Wir schauen gemeinsam, ob die Geschichte funktioniert. Sind die Figuren richtig ausgearbeitet, sind sie authentisch, durchleben sie eine Entwicklung? Wie sieht es mit dem Spannungsbogen und dem roten Faden aus? Wir besprechen die verschiedenen Handlungsstränge und welche Möglichkeiten des Verflechtens sich bieten.

Während des Coachings arbeite ich zusammen mit meinem Coachee die Stärken des Textes heraus, um diese auszubauen. Wir decken die Schwächen auf, um sie zu entfernen oder in Stärken zu verwandeln. Ich ermutige die Autor*innen darin, in die Tiefe zu gehen und alles aus ihren Figuren und ihrem Text herauszuholen. Und manchmal höre ich einfach nur zu, wenn der Frust zu groß ist.

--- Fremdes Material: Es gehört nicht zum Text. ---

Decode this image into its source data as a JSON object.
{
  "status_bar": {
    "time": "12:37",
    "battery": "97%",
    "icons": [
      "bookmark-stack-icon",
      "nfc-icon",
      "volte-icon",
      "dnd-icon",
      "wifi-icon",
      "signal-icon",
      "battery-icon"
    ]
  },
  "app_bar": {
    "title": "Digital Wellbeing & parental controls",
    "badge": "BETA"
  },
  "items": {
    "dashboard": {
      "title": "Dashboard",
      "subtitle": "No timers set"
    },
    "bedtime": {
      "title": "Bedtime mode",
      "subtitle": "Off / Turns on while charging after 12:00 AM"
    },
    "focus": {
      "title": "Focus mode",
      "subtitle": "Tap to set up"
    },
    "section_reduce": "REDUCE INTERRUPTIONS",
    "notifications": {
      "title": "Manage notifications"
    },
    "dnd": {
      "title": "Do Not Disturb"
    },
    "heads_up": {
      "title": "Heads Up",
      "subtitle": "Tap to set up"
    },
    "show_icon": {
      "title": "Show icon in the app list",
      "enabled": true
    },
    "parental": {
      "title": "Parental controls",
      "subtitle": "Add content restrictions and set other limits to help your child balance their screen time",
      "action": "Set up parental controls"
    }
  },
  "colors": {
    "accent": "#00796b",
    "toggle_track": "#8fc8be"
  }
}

Ich begleite also Autor*innen auf ihrem Weg durch ihre eigene Geschichte. Ist diese auf dem Papier (oder im Computer), berate ich sie zudem über die Möglichkeiten, die der Markt bietet.

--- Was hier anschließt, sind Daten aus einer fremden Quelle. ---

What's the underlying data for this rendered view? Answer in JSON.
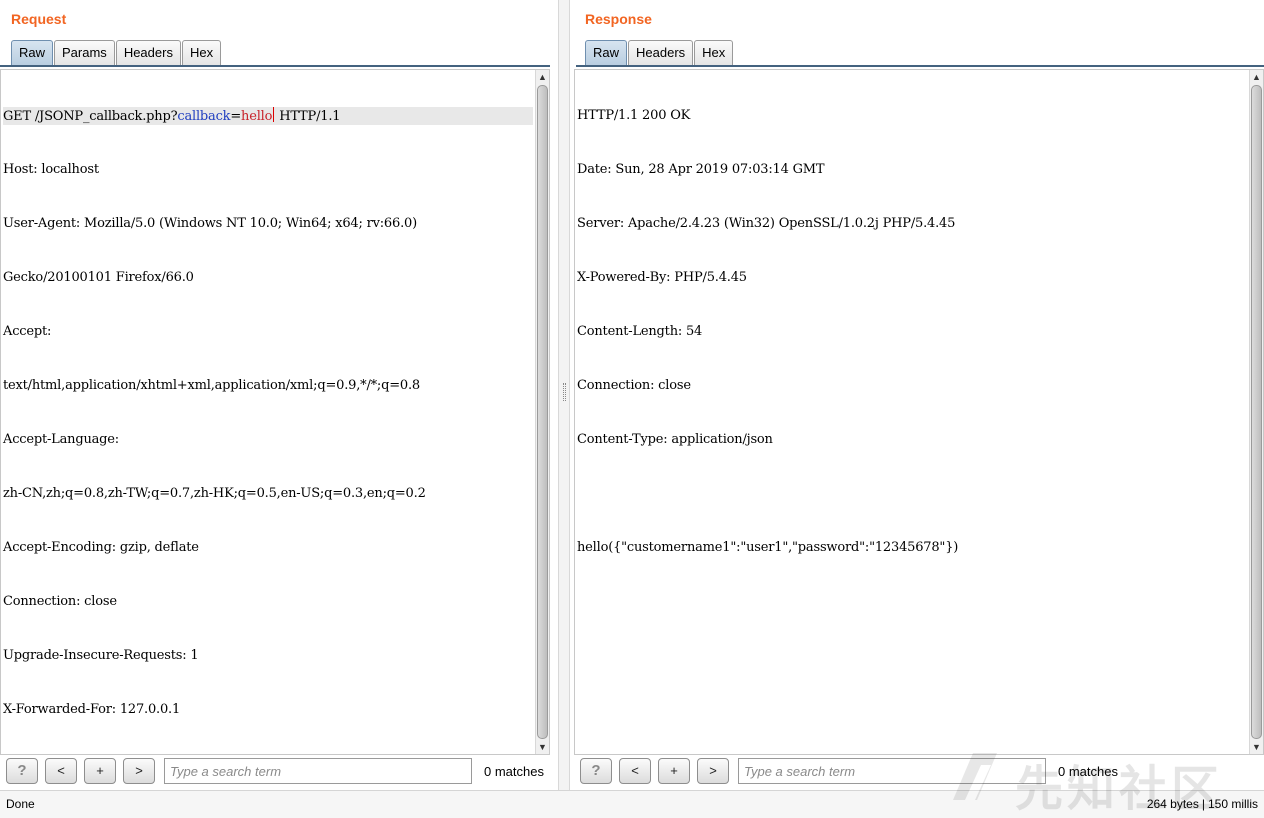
{
  "request": {
    "title": "Request",
    "tabs": [
      "Raw",
      "Params",
      "Headers",
      "Hex"
    ],
    "active_tab": "Raw",
    "first_line": {
      "prefix": "GET /JSONP_callback.php?",
      "param_name": "callback",
      "equals": "=",
      "param_value": "hello",
      "suffix": " HTTP/1.1"
    },
    "lines": [
      "Host: localhost",
      "User-Agent: Mozilla/5.0 (Windows NT 10.0; Win64; x64; rv:66.0)",
      "Gecko/20100101 Firefox/66.0",
      "Accept:",
      "text/html,application/xhtml+xml,application/xml;q=0.9,*/*;q=0.8",
      "Accept-Language:",
      "zh-CN,zh;q=0.8,zh-TW;q=0.7,zh-HK;q=0.5,en-US;q=0.3,en;q=0.2",
      "Accept-Encoding: gzip, deflate",
      "Connection: close",
      "Upgrade-Insecure-Requests: 1",
      "X-Forwarded-For: 127.0.0.1"
    ],
    "search": {
      "help_label": "?",
      "prev_label": "<",
      "add_label": "+",
      "next_label": ">",
      "placeholder": "Type a search term",
      "matches": "0 matches"
    }
  },
  "response": {
    "title": "Response",
    "tabs": [
      "Raw",
      "Headers",
      "Hex"
    ],
    "active_tab": "Raw",
    "lines": [
      "HTTP/1.1 200 OK",
      "Date: Sun, 28 Apr 2019 07:03:14 GMT",
      "Server: Apache/2.4.23 (Win32) OpenSSL/1.0.2j PHP/5.4.45",
      "X-Powered-By: PHP/5.4.45",
      "Content-Length: 54",
      "Connection: close",
      "Content-Type: application/json",
      "",
      "hello({\"customername1\":\"user1\",\"password\":\"12345678\"})"
    ],
    "search": {
      "help_label": "?",
      "prev_label": "<",
      "add_label": "+",
      "next_label": ">",
      "placeholder": "Type a search term",
      "matches": "0 matches"
    }
  },
  "status": {
    "left": "Done",
    "bytes": "264 bytes",
    "separator": "|",
    "time": "150 millis"
  },
  "watermark": {
    "text": "先知社区"
  },
  "colors": {
    "title_orange": "#f26522",
    "param_name": "#1f3ec0",
    "param_value": "#c8222a",
    "active_tab": "#b8cde0"
  }
}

Du lektorierst nicht nur, sondern du schreibst selbst auch Bücher. Als Autorin schlägt dein Herz für Krimis – wie kommen die Geschichten zu dir?

Es sind die Bruchstücke des Alltags, die mir in Zeitungsberichten, im Fernsehen oder im Radio begegnen. Ich beschäftige mich mit den kleinen Katastrophen, die wir schon so oft gehört haben, dass sie uns normal erscheinen. Missgunst, Gewalt, Sterben in Einsamkeit – vor allem aber beschäftige ich mich mit den Menschen, die Teil der kleinen Katastrophen sind, ob als Täter oder Opfer. Ich nehme sie in meine Geschichten auf, versuche, ihnen dadurch eine Stimme zu geben, ohne dabei die Unterhaltung außer Acht zu lassen. Es entstehen ernste Geschichten. Aber oft auch solche, die die Leser*innen zum Schmunzeln oder sogar herzhaft zum Lachen bringen.

Du bist auch Vorstandsmitglied bei den Mörderischen Schwestern. Was macht für dich ehrenamtliche Arbeit aus?

Die Mörderischen Schwestern e. V. sind ein Netzwerk, bestehend aus Autorinnen, Buchbranchenprofis und Leserinnen, das die von Frauen geschriebene Kriminalliteratur fördert und unterstützt.

Gerade bei ehrenamtlicher Arbeit ist Geben und Nehmen extrem wichtig. Ich gebe, indem ich einen Verein oder Verband mit meinem Know-how unterstütze. Aber ich profitiere auch durch das Know-how der anderen Mitglieder, was meine eigene Weiterentwicklung voranbringt. Außerdem ist die Vernetzung ein wichtiger Bestandteil meiner ehrenamtlichen Tätigkeit. Sowohl innerhalb der Branche als auch branchenübergreifend. Gäbe es keine Ehrenämter, die ausgefüllt werden, würden Vereine und Verbände irgendwann sterben. Und das wäre ein herber Verlust für uns alle.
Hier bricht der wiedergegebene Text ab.